At University of Maryland Capital Region Health, our heart and vascular specialists use a variety of minimally invasive procedures in our Cardiac Catheterization Lab to diagnose and treat heart and vascular disease — advanced techniques that don’t require open surgery.

In many instances, our specialists can evaluate your condition and provide treatment in the same procedure.

Catheterization Procedures

Our doctors use diagnostic catheterization procedures to examine different areas of your cardiovascular system, as well as plan and evaluate treatment. Your doctor may use catheter-based procedures to:

  • Evaluate oxygen levels in different areas of your heart.
  • Examine the inside of arteries for plaque buildup.
  • Measure pressure and blood flow within your heart or arteries.
  • Take blood or tissue samples (biopsies) for further analysis.

Coronary Angiogram

A coronary (heart) angiogram lets your doctor see how blood flows through your arteries and heart. Once the catheter is in place, your doctor injects dye (contrast solution) to watch how it moves through an artery. This highlights blockages or narrowed areas in your arteries.

Intravascular Ultrasound (IVUS)

Your doctor can use a catheter and an ultrasound probe to create pictures of the inside of your arteries. Ultrasound uses sound waves to create still and moving images.

Fractional Flow Reserve (FFR)

This technique allows your doctor to measure blood pressure and flow through the narrowed areas of your arteries. It can help your doctor determine if treatment to improve blood flow — such as angioplasty (removing plaque buildup from the vessel) or stent placement (an expandable mesh tube used to hold open the vessel) — is needed. Doctors use FFR to examine arteries near your heart, as well as arteries in your legs, stomach, arms and head (peripheral arteries).

Angioplasty and Stent Placement

Angioplasty opens narrowed or blocked arteries by inflating a tiny balloon (also called balloon angioplasty) in the vessel. In many instances, doctors place a stent in the artery to keep it open. This procedure can be used to restore blood flow in your:

  • Coronary arteries
  • Peripheral arteries
  • Carotid (neck) arteries (to prevent stroke)

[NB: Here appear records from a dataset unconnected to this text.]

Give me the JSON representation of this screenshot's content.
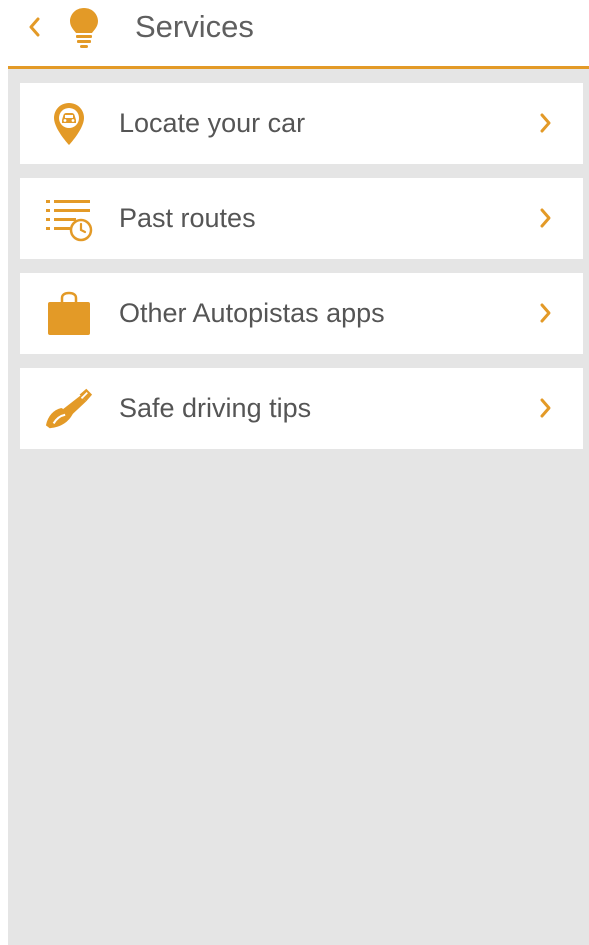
{
  "header": {
    "title": "Services",
    "back_icon": "chevron-left-icon",
    "app_icon": "lightbulb-icon"
  },
  "theme": {
    "accent": "#e39a27",
    "background": "#e5e5e5",
    "card": "#ffffff",
    "text": "#555555"
  },
  "menu": {
    "items": [
      {
        "label": "Locate your car",
        "icon": "car-location-pin-icon"
      },
      {
        "label": "Past routes",
        "icon": "route-history-icon"
      },
      {
        "label": "Other Autopistas apps",
        "icon": "shopping-bag-icon"
      },
      {
        "label": "Safe driving tips",
        "icon": "road-brush-icon"
      }
    ]
  }
}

At UM Capital, our Chest Pain Center team uses angioplasty to restore blood to the heart after a heart attack, as well as to prevent heart attack if your arteries are narrowed by plaque.

Endovascular Aneurysm Repair

An aneurysm is an abnormal widening or bulging out of a portion of an artery caused by a weakness in the wall of the blood vessel. Our endovascular surgeons repair the aneurysm by removing the weakened area and placing a stent (an expandable mesh tube) in the artery to restore the vessel wall.

Heart Device Implantation

Our heart specialists use catheters to implant pacemakers, implantable cardioverter defibrillators (ICDs) and other heart devices to treat arrhythmias. These devices deliver electrical impulses to the heart to restore a regular heartbeat.


Pericardiocentesis is a procedure to remove fluid from the pericardial sac, the tissue that surrounds your heart. Fluid can accumulate around your heart as a result of heart disease or trauma, kidney failure, cancer, infections and other health conditions.